J'adore à présent l'héritière
Du vieux fossoyeur aux bras noirs,
Je suis fidèle tous les soirs
Au rendez-vous du cimetière.

Toc, toc, toc, on entend le bruit
Du vieux qui bêche dans la nuit.
. . . . . . . . . . . . . . . . . .
. . . . . . . . . . . . . . . . . .

Un jour, bientôt, quand ? je l'ignore,
A quatre pas de ta maison,
J'irai dormir sous le gazon.
Que tu seras charmante encore !
. . . . . . . . . . . . . . . . . .

Adoro en el presente al heredero
Del viejo sepulturero de brazos negros,
Soy fiel todas las tardes
A la cita del cementerio.

Toc, toc, toc, se oye el ruido
Del viejo que excava en la noche,
.......................
....................
¿ Un día, pronto, cuando? lo ignoro,
A cuatro pasos de tu casa,
Iré a dormir bajo el césped.
Que tú serás encantadora todavía !
......................

      Los periódicos locales acaban de anunciar que la inauguración del monumento tendrá lugar el 24 de este mes.

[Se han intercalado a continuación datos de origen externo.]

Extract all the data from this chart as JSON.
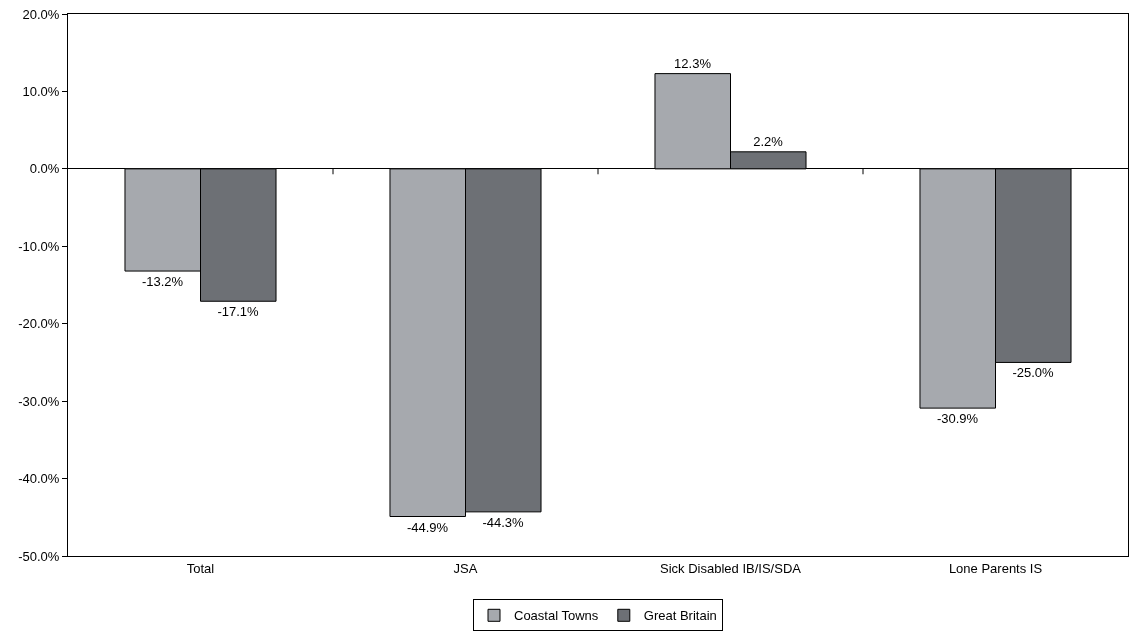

Esperemos que esta noticia sea desmentida y que se fije una fecha más lejana. Precipitándose de este modo, esta ceremonia, que podría atraer ante el busto del poeta desaparecido a todos los poetas jóvenes y viejos de la Francia actual: Banville, Coppée, Silvestre, Mendès, Bourget, etc., se expone a no tener, ese día, alrededor del monumento nada más que a los habitantes de Rouen letrados, poco numerosos, y a los amigos particulares del escritor, lo que sería insuficiente.